Его сладострастные мысли прервал голос Нумерия:
– О чём таком приятном думает мой император?
– Нумерий ты, всё испортил, – обидчиво произнёс Максенций, открыв глаза, – ты всегда подходишь так тихо.
– Так о чём ты так глубоко задумался? – ухмыльнулся Нумерий, усаживаясь на соседнее кресло.
– Да так, ни о чём, с чем пожаловал?
– Вот пришёл тебе сообщить, что через два дня в Остию прибывает сорок тысяч азиатских всадников тяжёлой кавалерии.
– Мне очень дорого обошлось это последнее достижение военного искусства, – усмехнулся Максенций.
– Это настоящие воины, они почти полностью закованы в железо и поэтому практически неуязвимы!
– Я отправлю их под командованием Руриция Помпиана в Верону.
– Всех?
– Да, со мной останется сорок тысяч преторианцев и ещё сорок тысяч воинов гарнизона, Константин никогда не решится штурмовать стены Рима.
– Это всё правильно, но я бы оставил тысяч десять азиатских конников возле себя, – произнёс Максенций.
– Полагаешь, что Константин может дойти до Рима?
– Пусть у тебя, на всякий случай будет под рукой хороший конный резерв, – улыбнулся Нумерий.

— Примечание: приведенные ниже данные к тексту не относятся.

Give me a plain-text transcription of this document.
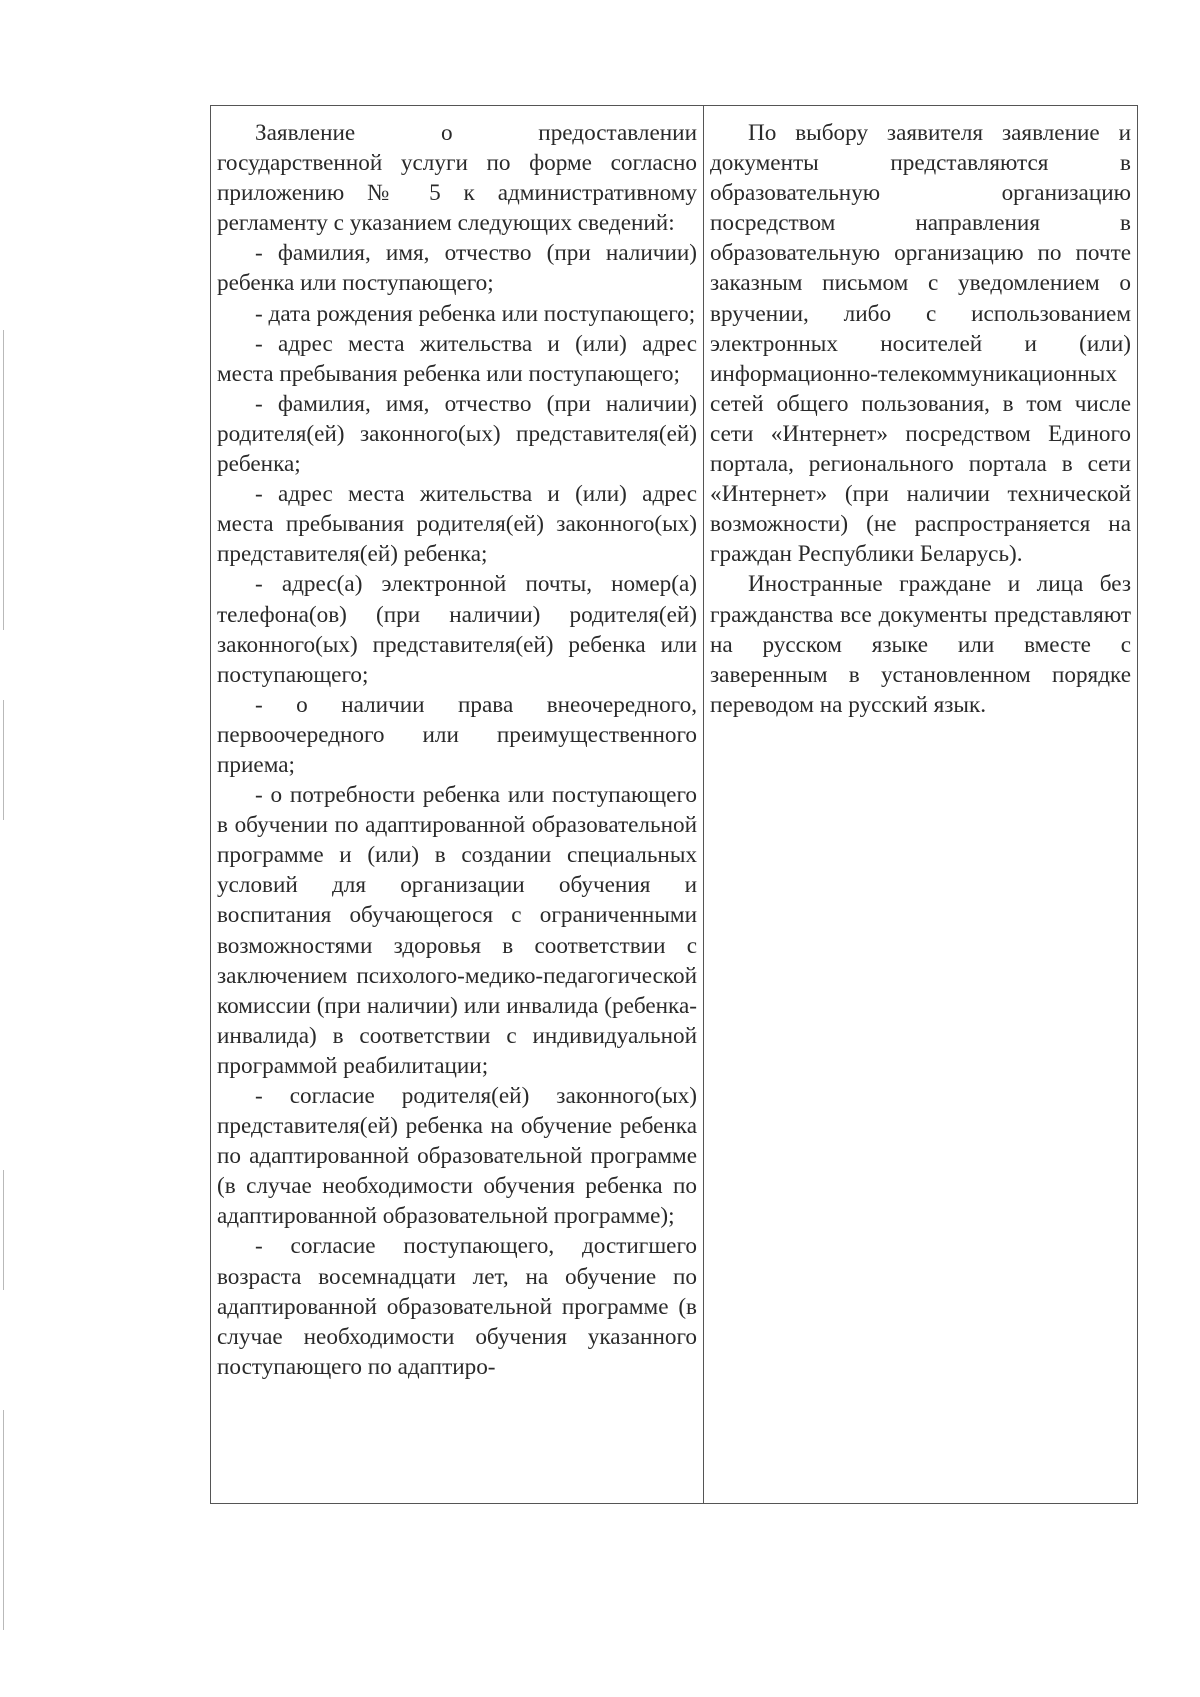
Заявление о предоставлении государственной услуги по форме согласно приложению № 5 к административному регламенту с указанием следующих сведений:

- фамилия, имя, отчество (при наличии) ребенка или поступающего;

- дата рождения ребенка или поступающего;

- адрес места жительства и (или) адрес места пребывания ребенка или поступающего;

- фамилия, имя, отчество (при наличии) родителя(ей) законного(ых) представителя(ей) ребенка;

- адрес места жительства и (или) адрес места пребывания родителя(ей) законного(ых) представителя(ей) ребенка;

- адрес(а) электронной почты, номер(а) телефона(ов) (при наличии) родителя(ей) законного(ых) представителя(ей) ребенка или поступающего;

- о наличии права внеочередного, первоочередного или преимущественного приема;

- о потребности ребенка или поступающего в обучении по адаптированной образовательной программе и (или) в создании специальных условий для организации обучения и воспитания обучающегося с ограниченными возможностями здоровья в соответствии с заключением психолого-медико-педагогической комиссии (при наличии) или инвалида (ребенка-инвалида) в соответствии с индивидуальной программой реабилитации;

- согласие родителя(ей) законного(ых) представителя(ей) ребенка на обучение ребенка по адаптированной образовательной программе (в случае необходимости обучения ребенка по адаптированной образовательной программе);

- согласие поступающего, достигшего возраста восемнадцати лет, на обучение по адаптированной образовательной программе (в случае необходимости обучения указанного поступающего по адаптиро-

По выбору заявителя заявление и документы представляются в образовательную организацию посредством направления в образовательную организацию по почте заказным письмом с уведомлением о вручении, либо с использованием электронных носителей и (или) информационно-телекоммуникационных сетей общего пользования, в том числе сети «Интернет» посредством Единого портала, регионального портала в сети «Интернет» (при наличии технической возможности) (не распространяется на граждан Республики Беларусь).

Иностранные граждане и лица без гражданства все документы представляют на русском языке или вместе с заверенным в установленном порядке переводом на русский язык.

– Стены Рима ему не одолеть, – задумчиво произнёс Максенций.
– В этом ты прав, но его необходимо остановить там, на севере Италии.
– Уверен, что Руриций Помпиан сделает это, у него будет всего около семидесяти тысяч легионеров, почти двукратное превосходство!
– Тогда тебе нечего беспокоиться, – опять улыбнулся Нумерий.
– Пожалуй ты прав, – тоже улыбнулся Максенций, наливая себе и собеседнику вина.
Они немного помолчали, наслаждаясь вкусным красным вином.
– От Максимина Даза было известие? – первым нарушил молчание Нумерий.
– Не знаю, почту ещё не разбирал, – кивнул на заваленный стол Максенций.
– Помочь?
– Не надо, завтра разберу, – произнёс, улыбаясь, император.
– До захода солнца, ещё много времени.
– Нет, лучше я поеду на виллу.
– Что новенькую привезли?
– Ты представляешь, ещё ни одной целой не попалось, все испорченные, а потом на меня всё будут сваливать, как это всё безнравственно! – сокрушался Максенций.
Нумерий внимательно смотрел на него, пытаясь понять, император так шутил или был абсолютно уверен в том, что говорил.
Марк, обнажённый по пояс, возле дома занимался с Лучезаром. Он показывал сыну, как двигаться в поединке на мечах, как наносить удары и как правильно закрываться щитом от ударов. Лучезар внимательно слушал отца, держа свой маленький щит и такой же меч. Марк, дав все наставления, стал наносить несильные, но частые удары учебным затупленным мечом. Лучезар отчаянно сопротивлялся и даже пытался сам наносить удары. Марк остался доволен сыном, в это время раздался топот копыт. Марк остановил бой и смотрел, прикрыв ладошкой глаза от солнца, на скачущего к нему всадника в одежде римского легионера и это был воин из легиона Милана. Подскакав, всадник спросил:
– Марк Флавий?
– Да, – ответил удивлённо Марк.
– Вам письмо от императора Константина, велено передать лично! – произнёс легионер, подавая свиток, нагнувшись с лошади.
В это время на крыльцо вышла Скора с дочкой на руках, Аврелий держался за подол её платья. Всадник, гарцуя на лошади, кивком поздоровался с ней. Марк, прочитав свиток, коротко сказал ему:
– Передай императору, я приеду в Арелат!
– Хорошо, – ответил, улыбнувшись, легионер.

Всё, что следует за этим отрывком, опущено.